Comment 18 Felipe Alfaro Solana 2003-08-24 07:05:43 UTC
Created attachment 710 [details] dmesg output of 2.6.0-test4-bk1 booted up with ACPI and APIC This is the dmesg output of 2.6.0-test4-bk1 running on a Platinix 2D/533-A motherboard with the latest BIOS, and booted with no extra kernel parameters, that is, ACPI is enabled and so is IO-APIC. I can't attach the dmesg output when booting with "noapic pci=noacpi" since the machine hangs while probing for the AUX port and, since I'm booting with no APIC support, the dmesg output differs considerably with respect to the dmesg of booting with APIC enabled.

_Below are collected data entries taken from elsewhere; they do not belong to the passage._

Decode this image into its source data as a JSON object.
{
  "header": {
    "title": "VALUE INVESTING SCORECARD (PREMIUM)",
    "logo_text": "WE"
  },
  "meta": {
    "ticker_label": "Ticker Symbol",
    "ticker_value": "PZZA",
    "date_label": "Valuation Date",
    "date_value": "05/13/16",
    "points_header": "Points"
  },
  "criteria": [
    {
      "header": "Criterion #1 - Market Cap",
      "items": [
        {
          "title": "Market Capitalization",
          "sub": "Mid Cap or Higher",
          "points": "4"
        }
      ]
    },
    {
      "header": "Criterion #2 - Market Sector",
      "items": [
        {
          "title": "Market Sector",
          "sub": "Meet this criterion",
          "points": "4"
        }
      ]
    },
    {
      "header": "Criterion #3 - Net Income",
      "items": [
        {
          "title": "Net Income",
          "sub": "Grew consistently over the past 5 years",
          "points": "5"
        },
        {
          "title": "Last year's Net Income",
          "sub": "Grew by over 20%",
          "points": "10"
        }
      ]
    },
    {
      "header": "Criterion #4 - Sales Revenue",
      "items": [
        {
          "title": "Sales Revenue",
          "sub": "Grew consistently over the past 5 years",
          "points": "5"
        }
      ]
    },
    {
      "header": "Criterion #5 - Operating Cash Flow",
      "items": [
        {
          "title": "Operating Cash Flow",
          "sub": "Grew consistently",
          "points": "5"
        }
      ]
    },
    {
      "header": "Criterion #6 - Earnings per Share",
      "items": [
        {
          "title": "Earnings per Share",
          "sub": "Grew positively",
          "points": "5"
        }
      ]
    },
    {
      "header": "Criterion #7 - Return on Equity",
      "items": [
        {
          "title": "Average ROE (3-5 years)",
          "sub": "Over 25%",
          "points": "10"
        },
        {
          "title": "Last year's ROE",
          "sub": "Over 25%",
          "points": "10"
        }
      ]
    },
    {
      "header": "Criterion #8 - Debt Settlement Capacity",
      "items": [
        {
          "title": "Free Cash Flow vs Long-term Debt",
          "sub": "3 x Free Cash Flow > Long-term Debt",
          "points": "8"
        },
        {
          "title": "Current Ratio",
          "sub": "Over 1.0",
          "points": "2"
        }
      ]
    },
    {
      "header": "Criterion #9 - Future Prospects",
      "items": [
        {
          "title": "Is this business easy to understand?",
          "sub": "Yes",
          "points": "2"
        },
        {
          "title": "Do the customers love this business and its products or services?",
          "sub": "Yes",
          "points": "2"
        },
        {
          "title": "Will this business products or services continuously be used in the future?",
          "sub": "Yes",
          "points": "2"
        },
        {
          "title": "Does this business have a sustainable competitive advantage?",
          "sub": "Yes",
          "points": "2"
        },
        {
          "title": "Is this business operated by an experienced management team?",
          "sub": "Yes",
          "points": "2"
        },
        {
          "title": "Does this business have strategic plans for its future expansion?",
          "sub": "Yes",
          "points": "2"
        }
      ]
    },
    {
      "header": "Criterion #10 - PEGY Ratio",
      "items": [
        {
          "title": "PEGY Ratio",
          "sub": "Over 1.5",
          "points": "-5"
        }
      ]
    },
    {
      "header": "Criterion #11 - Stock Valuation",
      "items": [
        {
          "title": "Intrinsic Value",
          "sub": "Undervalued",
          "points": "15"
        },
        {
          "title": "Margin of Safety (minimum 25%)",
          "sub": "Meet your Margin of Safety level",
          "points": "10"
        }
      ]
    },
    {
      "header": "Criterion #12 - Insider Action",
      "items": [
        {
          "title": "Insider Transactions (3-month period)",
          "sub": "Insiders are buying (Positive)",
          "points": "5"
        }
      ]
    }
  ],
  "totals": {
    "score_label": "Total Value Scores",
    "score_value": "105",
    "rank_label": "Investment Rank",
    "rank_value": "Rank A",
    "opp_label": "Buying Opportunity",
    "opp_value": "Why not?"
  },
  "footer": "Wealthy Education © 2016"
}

Comment 19 Felipe Alfaro Solana 2003-08-24 07:06:16 UTC
Created attachment 711 [details] output of the "acpidmp" tool
Comment 20 Felipe Alfaro Solana 2003-08-24 07:07:15 UTC
Created attachment 712 [details] output of the "dmidecode" tool
Comment 21 Felipe Alfaro Solana 2003-08-24 07:07:51 UTC
Created attachment 713 [details] a copy of /proc/interrupts
Comment 22 Felipe Alfaro Solana 2003-08-24 07:08:13 UTC
Created attachment 714 [details] output of the "lspci -vvv" command
Comment 23 Adam J. Richter 2003-08-24 23:50:34 UTC
I am experiencing this problem also, on a p4 motherboard with a Via chipset. I have determined that when the system hangs, it is actually repeatedly calling i8042_interrupt() in an infinite loop. The first call to i8042_interrupt occurs when setup_irq in arch/i386/kernel/irq.c calls spin_unlock_irqrestore (i.e., the moment when interrupt processing by i8042_interrupt becomes available).

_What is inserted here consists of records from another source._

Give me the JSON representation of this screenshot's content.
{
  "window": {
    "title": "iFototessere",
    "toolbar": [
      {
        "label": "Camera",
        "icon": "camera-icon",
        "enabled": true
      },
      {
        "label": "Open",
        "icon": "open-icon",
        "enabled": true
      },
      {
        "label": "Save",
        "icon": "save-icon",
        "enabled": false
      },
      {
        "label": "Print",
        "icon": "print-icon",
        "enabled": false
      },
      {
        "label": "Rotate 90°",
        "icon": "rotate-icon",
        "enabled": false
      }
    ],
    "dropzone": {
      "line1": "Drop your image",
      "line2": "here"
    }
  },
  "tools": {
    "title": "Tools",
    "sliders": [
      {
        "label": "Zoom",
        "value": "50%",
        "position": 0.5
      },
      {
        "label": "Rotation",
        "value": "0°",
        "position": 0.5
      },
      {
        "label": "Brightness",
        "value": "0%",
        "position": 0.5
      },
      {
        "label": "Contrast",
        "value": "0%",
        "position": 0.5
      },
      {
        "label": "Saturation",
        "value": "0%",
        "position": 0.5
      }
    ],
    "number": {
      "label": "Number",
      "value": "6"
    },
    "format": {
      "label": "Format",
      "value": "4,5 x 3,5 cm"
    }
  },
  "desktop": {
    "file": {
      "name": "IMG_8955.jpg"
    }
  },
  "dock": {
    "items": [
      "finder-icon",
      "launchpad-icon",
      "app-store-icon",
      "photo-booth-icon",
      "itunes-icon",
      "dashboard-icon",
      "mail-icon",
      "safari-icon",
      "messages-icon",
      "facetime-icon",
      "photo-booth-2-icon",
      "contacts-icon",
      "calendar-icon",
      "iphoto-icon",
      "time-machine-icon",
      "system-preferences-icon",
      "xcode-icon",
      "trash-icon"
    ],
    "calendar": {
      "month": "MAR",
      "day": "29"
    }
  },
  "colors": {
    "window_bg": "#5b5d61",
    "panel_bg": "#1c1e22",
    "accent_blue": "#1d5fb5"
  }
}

Comment 24 Adam J. Richter 2003-08-25 00:01:26 UTC
Created attachment 720 [details] output of dmidecode for freya.yggdrasil.com
Comment 25 Adam J. Richter 2003-08-25 00:02:52 UTC
Created attachment 721 [details] "lspci -vvv" output for freya.yggdrasil.com
Comment 26 Adam J. Richter 2003-08-25 00:04:13 UTC
Created attachment 722 [details] /proc/interrupts for freya.yggdrasil.com
Comment 27 Shaohua 2003-08-26 00:39:16 UTC
Any chance to get the boot message when fail to boot(through serial port)?
Comment 28 Adam J. Richter 2003-08-26 02:40:12 UTC
Created attachment 738 [details] serial console output for freya.yggdrasil.com The lines begining with "AJR" are from printk calls that I added. I have left them in, because they are pretty self-explanatory and provide some useful information. In particular, they show that the interrupt handler is being called in some kind of infinite loop. Perhaps there is some kind of interrupt acknowledgement problem or some kind of edge versus level misconfiguration.
Comment 29 Adam J. Richter 2003-08-26 23:35:01 UTC
Created attachment 745 [details] freya.yggdrasil.com console log from older kernel This is a log of the console output under 2.6.0-test3, which does not experience this problem. I believe someone asked for it in order to compare with the failing 2.6.0-test4 output.
Comment 30 Jun Nakajima 2003-08-27 08:03:18 UTC
We acknowledged this problem, and working on it.
Comment 31 Greg Kroah-Hartman 2003-08-28 10:13:30 UTC
*** Bug 1144 has been marked as a duplicate of this bug. ***
Comment 32 Luming Yu 2003-09-03 07:42:14 UTC
Please reference bug#10, it looks like a similar issue root-caused there
Comment 33 Adam J. Richter 2003-09-03 08:55:56 UTC
I tried the "Initial fix for GA-7VAX" given in bug #10, and my system still hung at the same point as before.
Comment 34 Luming Yu 2003-09-08 20:45:19 UTC
Would you please retry without Plug and Play support built-in? Thanks a lot!
Comment 35 Luming Yu 2003-09-08 23:20:35 UTC
Also, I need you try UP kernel instead of SMP kernel.(And ACPI are fully enabled , debug option is openend!) And please remove your printk. Thanks a lot.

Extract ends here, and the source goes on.